CAAL: Confidence-Aware Active Learning for Heteroscedastic Atmospheric Regression

Quantifying the impacts of air pollution on health and climate relies on key atmospheric particle properties such as toxicity and hygroscopicity. However, these properties typically require complex observational techniques or expensive particle-resolved numerical simulations, limiting the availability of labeled data. We therefore estimate these hard-to-measure particle properties from routinely available observations (e.g., air pollutant concentrations and meteorological conditions). Because routine observations only indirectly reflect particle composition and structure, the mapping from routine observations to particle properties is noisy and input-dependent, yielding a heteroscedastic regression setting. With a limited and costly labeling budget, the central challenge is to select which samples to measure or simulate. While active learning is a natural approach, most acquisition strategies rely on predictive uncertainty. Under heteroscedastic noise, this signal conflates reducible epistemic uncertainty with irreducible aleatoric uncertainty, causing limited budgets to be wasted in noise-dominated regions. To address this challenge, we propose a confidence-aware active learning framework (CAAL) for efficient and robust sample selection in heteroscedastic settings. CAAL consists of two components: a decoupled uncertainty-aware training objective that separately optimises the predictive mean and noise level to stabilise uncertainty estimation, and a confidence-aware acquisition function that dynamically weights epistemic uncertainty using predicted aleatoric uncertainty as a reliability signal. Experiments on particle-resolved numerical simulations and real atmospheric observations show that CAAL consistently outperforms standard AL baselines. The proposed framework provides a practical and general solution for the efficient expansion of high-cost atmospheric particle property databases.
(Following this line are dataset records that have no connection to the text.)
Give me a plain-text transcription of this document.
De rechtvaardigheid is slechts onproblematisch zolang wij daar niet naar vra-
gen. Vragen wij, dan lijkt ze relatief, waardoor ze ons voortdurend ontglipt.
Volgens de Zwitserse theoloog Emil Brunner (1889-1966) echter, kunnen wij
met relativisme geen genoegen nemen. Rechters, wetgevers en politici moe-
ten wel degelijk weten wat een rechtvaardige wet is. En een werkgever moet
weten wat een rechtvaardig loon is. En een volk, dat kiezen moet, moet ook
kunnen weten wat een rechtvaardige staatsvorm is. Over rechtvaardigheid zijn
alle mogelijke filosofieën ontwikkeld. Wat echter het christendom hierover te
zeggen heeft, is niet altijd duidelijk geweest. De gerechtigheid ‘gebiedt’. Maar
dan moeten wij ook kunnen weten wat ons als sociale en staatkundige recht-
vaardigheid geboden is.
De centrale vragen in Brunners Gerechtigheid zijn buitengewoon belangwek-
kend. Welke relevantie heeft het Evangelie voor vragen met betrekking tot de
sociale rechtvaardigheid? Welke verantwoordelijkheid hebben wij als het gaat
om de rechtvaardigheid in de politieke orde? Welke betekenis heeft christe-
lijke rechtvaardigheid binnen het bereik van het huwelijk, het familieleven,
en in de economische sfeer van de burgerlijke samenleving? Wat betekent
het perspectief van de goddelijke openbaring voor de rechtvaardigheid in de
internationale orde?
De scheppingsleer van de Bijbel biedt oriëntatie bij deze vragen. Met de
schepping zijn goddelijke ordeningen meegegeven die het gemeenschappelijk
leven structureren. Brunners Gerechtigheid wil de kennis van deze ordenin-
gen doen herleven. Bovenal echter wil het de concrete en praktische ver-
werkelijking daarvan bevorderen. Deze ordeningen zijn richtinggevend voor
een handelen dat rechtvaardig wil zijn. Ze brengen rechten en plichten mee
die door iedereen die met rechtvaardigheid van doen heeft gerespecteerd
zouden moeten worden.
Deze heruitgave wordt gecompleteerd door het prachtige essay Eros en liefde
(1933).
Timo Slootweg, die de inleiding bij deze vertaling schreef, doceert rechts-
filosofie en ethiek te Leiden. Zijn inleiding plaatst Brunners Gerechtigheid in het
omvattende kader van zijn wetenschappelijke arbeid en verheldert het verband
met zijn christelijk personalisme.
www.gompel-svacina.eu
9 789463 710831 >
翻译：量化空气污染对健康与气候的影响，依赖于毒性及吸湿性等关键大气颗粒物性质。然而，这些性质通常需要复杂的观测技术或昂贵的颗粒物解析数值模拟，导致标记数据稀缺。为此，我们尝试从常规可得的观测数据（如空气污染物浓度与气象条件）中估算这些难以直接测量的颗粒物性质。由于常规观测仅间接反映颗粒物的成分与结构，从常规观测到颗粒物性质的映射存在噪声且具有输入依赖性，从而构成异方差回归场景。在标记预算有限且成本高昂的条件下，核心挑战在于选择哪些样本进行测量或模拟。虽然主动学习是一种自然解决方案，但多数样本获取策略依赖于预测不确定性。在异方差噪声下，该信号将可减少的认知不确定性与不可减少的偶然不确定性混为一谈，导致有限预算被浪费在噪声主导区域。为应对这一挑战，我们提出一种置信度感知主动学习框架（CAAL），用于在异方差场景下实现高效稳健的样本选择。CAAL包含两个核心组件：一个解耦的感知不确定性训练目标，通过分别优化预测均值与噪声水平以稳定不确定性估计；以及一个置信度感知的获取函数，其利用预测的偶然不确定性作为可靠性信号，动态加权认知不确定性。在颗粒物解析数值模拟和真实大气观测数据上的实验表明，CAAL持续优于标准主动学习基线方法。该框架为高效扩展高成本大气颗粒物性质数据库提供了一个实用且通用的解决方案。